Some might think that experts can only uncover difficult problems and both experts and novices can uncover easy problems. This raises three questions: do experts, who are presumed to have a high ability to uncover problems, find only difficult problems? Do novices uncover only easy problems? Most importantly, can novices, who have presumed to have lower ability, find difficult problems? To address these questions, Fig. 2 summarizes the ability of evaluators to uncover problems. The blue diamonds represent the Novices, the red squares represent the Amateurs and the green triangles represent the Experts. Red Xs represents experts. Each row represents one of the 66 problems, and the column represents one of the 16 evaluators.

Fig. 2.
figure 2

Problems found by evaluators

We can see from Fig. 2 that the two types of evaluators are fairly interspersed. In this, one must be mindful of the fact that there are ties (e.g., three evaluators found 2 problems, two found 3, 4 and 5, three found 6, and one found 7, 9, 10 and 16). However, in the top rows, one can see that both Amateurs and Experts found the hardest problems, and both all groups found the easiest (lowest rows) problems. Generally, the Experts cluster to the upper right while the Novices and Amateurs cluster to the lower left.

4.7 The Violated Heuristics and Type of Problems

It was essential to investigate the number of times each heuristic was violated. Figure 2 provides the same information graphically.

Figure 3 shows the recommended priority levels for violated heuristics starting by problems associated with heuristic 4, 8, 3, 5, and 7 respectively (Fig. 4).

Fig. 3.
figure 3

Heuristics violated and type of problems

Fig. 4.
figure 4

Suggested priorities according to the violated heuristics and problems severity

4.8 Duplicate Problems with Different Severity Ratings

In some conditions, two or more evaluators found the same problems but assigned different severity ratings to those problems of this type were found.
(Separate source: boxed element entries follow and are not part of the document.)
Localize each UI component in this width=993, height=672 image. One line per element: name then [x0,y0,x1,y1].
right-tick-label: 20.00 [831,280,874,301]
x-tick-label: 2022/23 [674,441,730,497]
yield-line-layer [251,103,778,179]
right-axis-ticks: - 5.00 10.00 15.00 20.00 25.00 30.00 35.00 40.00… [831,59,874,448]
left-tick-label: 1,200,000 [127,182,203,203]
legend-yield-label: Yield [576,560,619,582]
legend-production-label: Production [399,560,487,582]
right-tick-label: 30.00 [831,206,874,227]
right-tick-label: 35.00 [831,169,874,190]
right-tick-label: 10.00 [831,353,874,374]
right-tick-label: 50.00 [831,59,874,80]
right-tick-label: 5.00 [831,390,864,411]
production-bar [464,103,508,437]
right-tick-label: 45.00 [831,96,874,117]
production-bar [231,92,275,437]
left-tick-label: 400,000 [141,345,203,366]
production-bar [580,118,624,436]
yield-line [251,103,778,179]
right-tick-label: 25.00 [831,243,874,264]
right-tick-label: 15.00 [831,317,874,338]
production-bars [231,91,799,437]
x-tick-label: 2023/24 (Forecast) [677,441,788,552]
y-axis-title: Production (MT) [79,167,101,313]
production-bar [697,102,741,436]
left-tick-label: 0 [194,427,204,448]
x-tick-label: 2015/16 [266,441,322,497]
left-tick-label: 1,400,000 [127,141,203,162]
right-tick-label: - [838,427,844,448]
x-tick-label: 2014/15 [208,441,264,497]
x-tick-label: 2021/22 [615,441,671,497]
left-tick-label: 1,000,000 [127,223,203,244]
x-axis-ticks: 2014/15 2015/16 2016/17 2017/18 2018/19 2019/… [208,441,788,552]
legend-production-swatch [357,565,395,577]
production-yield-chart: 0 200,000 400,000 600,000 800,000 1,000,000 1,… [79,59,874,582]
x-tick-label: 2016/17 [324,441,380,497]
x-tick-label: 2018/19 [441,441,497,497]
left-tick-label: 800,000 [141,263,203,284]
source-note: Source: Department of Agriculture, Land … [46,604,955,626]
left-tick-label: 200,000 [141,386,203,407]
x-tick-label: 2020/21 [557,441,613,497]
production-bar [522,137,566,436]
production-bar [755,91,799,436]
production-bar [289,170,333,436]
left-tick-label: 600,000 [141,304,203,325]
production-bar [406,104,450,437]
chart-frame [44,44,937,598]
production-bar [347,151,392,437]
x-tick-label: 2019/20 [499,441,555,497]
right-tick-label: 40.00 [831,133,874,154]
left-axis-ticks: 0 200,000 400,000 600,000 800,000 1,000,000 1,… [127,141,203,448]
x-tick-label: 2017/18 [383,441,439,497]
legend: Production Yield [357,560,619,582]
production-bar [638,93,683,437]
For the purpose of analysis, we considered the duplicates as new problems under each problem category with clear indication that these problems are duplicates.

5 Conclusion

Two main contributions were derived from the heuristic evaluation study. First, we added to the literature in cooperating the results from a previous study “user personas” to focus on some important elements on the interface and study users’ needs. Second, we have added to the traditional heuristic evaluation by separating the sessions and add a new session, which is the proposed solutions session. The results from the study show that applying the heuristic evaluation on DSpace produced a large number of usability problems that will improve the service if fixed. The findings from the heuristic evaluations study suggest a list of usability problems classified depending on their severity ratings. Two key aspects are investigated: Does the expertise and number of evaluators affect the reliability of the results from applying the heuristic evaluation to University DSpace user interface? To communicate the initial hypotheses with the findings, I examined the evaluators’ performance according to three factors: the number of problems found by each evaluator and the severity of the uncovered problems. The best evaluator among the group of evaluators (both experts and novices) is an amateur who found 21 % of the total number of problems. The best expert found 13 %. This contradicts the initial hypothesis that the best evaluator will be an expert. From this point, I conclude that only one evaluator cannot find all the usability problems even if this evaluator is an expert, which agrees with Nielsen suggestion (1994) that it is advisable to have more than one evaluator to inspect the interface. Compared to Nielsen’s finding, one evaluator can find 35 % of the usability problems in the user interface while, from the study findings, 21 % of the total number of problems was uncovered by the best evaluator. We conclude that the majority of the problems found by experts were serious (catastrophic and major). Finally, we believe that applying the heuristic evaluation methodology to Institutional Repositories as apart of the Digital Libraries and based on Dspaces would uncover usability problems and, if fixed, increase the libraries’ usability.